Transitioning Advanced Ceramic Electrolytes into Manufacturable Solid-State EV Batteries
Large-scale adoption of electric vehicles requires batteries with higher energy density, lower cost, and improved safety compared with state-of-the-art lithium (Li)-ion batteries. Li-ion’s electrolyte is flammable. Replacing today’s volatile liquid electrolytes with a solid-state electrolyte could increase the Li-ion battery’s abuse tolerance, reducing the need for expensive, bulky battery thermal management systems and protective structures. This would improve system-level energy density and lower cost. In addition, some new solid-state electrolytes enable the use of metallic lithium as an anode material, increasing energy density further. But solid-state Li-based batteries likely require a solid Li-conducting material, and thus far only ceramics and glasses have demonstrated adequate conductivities at ambient temperatures. Ceramics and glasses, however, are brittle, and manufacturing suitable materials and assembling batteries in large quantities with these materials has proven costly and difficult.
Project Innovation + Advantages:
This endeavor continues an OPEN 2015 project, focusing on scaling the technology initially developed by the University of Michigan from lab to pilot scale. Zakuro LLC (Zakuro) will develop a solid state battery using lithium lanthanum zirconate (LLZO), which is a ceramic electrolyte that contains no flammable liquid. LLZO is manufactured with a lithium-free anode, which substantially simplifies assembly. Zakuro aims to scale up production of the ceramic electrolyte pellets from a lab-scale batch process to an industry-standard, roll-to-roll process to enable efficient application of the cathode layer on the ceramic electrolyte. (The anode is the negative elctrode, and the cathode is the positive electrode in a battery cell.) Zakuro will demonstrate cells with twice the energy density of Li-ion (1000 watts per liter) and high specific energy (333 watts per kilogram). The cell will be able to retain 80% of its capacity after charging and discharging 500 times at 1C-rate, or the rate at which a battery discharges in an hour.

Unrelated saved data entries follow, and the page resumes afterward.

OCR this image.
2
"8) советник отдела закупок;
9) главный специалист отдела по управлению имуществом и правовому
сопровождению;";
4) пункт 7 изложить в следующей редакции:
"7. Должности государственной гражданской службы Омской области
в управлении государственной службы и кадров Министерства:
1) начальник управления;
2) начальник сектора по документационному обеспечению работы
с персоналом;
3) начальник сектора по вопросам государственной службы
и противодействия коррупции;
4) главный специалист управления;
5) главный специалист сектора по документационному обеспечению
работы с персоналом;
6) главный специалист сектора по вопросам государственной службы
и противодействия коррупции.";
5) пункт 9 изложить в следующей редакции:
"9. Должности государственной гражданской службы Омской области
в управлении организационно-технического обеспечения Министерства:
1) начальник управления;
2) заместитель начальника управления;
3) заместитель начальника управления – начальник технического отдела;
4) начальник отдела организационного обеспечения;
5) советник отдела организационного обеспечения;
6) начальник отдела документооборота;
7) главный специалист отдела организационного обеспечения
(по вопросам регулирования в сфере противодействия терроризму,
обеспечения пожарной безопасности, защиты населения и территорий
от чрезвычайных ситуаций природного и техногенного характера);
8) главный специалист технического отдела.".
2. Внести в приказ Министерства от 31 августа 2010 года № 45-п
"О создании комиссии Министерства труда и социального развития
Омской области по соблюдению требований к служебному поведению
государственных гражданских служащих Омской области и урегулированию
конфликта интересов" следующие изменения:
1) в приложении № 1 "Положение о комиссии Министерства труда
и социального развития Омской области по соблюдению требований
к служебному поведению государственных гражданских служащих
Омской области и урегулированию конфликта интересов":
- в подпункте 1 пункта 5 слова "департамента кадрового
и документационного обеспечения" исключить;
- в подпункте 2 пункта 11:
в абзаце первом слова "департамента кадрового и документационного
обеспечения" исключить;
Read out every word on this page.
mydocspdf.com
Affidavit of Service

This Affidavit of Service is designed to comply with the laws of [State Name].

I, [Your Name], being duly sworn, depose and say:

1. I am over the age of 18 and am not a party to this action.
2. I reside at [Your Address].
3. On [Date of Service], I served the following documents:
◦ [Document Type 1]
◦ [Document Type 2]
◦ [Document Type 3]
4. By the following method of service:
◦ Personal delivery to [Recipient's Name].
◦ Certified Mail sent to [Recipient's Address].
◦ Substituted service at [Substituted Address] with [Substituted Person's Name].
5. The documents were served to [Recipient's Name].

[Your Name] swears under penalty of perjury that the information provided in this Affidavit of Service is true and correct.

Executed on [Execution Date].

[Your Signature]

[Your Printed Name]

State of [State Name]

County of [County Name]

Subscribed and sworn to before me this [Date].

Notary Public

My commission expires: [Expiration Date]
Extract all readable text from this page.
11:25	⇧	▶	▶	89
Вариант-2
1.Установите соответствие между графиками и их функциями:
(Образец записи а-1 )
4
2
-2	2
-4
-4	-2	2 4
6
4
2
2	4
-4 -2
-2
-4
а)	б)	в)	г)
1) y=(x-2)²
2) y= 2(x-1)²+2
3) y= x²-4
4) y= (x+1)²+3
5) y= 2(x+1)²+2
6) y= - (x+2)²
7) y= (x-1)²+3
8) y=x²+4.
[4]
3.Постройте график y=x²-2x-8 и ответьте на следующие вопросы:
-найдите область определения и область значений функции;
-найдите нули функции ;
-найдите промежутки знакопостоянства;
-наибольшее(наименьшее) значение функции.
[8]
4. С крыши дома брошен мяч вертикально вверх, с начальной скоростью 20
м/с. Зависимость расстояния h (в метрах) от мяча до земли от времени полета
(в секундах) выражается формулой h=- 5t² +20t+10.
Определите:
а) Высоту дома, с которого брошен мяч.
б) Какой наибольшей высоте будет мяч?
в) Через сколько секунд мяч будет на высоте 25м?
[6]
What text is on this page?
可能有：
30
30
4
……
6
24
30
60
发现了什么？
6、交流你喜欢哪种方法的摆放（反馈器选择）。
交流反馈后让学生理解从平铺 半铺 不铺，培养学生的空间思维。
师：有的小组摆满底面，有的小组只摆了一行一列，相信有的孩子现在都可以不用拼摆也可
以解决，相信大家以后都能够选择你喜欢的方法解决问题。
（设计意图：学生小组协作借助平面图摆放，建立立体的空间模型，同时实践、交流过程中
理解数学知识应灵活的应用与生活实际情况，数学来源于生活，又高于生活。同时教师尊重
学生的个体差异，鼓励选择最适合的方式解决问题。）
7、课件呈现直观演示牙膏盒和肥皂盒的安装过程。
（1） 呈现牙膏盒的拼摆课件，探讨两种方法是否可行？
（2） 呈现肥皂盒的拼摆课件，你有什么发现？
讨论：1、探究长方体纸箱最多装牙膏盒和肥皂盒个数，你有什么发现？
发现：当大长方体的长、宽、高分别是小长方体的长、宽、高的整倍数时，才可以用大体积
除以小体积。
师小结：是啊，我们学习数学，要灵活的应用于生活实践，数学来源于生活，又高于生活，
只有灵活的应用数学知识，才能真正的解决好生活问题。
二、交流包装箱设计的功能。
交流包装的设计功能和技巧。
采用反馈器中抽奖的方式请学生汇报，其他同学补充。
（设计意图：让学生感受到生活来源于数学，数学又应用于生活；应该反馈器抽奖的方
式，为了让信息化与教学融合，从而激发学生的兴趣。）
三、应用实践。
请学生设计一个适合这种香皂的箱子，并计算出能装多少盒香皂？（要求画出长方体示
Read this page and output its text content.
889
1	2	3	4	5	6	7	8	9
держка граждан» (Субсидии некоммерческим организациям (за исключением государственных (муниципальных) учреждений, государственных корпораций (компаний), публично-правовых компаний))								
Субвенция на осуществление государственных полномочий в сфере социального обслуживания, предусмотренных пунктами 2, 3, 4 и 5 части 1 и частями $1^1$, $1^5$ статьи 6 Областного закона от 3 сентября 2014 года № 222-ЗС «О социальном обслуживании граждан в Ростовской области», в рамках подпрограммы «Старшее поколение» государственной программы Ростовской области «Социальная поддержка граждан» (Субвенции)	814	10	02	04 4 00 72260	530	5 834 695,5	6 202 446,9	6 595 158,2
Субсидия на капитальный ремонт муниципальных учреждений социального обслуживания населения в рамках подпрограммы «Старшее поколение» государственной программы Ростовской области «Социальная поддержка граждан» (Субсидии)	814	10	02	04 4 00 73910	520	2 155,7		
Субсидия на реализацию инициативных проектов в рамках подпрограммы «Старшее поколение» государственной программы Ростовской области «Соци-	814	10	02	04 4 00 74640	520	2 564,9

Overcoming manufacturing challenges could reduce the cost of solid-state batteries and help enable greater deployment for transportation and stationary storage applications.
The new solid electrolyte, LLZO, can serve as an effective, safer alternative to state-of-the-art Li-ion batteries employing liquid electrolytes.
Widespread deployment of electric vehicles could reduce harmful pollutants from vehicles and improve air quality.
This processing approach has the potential to realize manufacturing costs that are equivalent to Li-ion.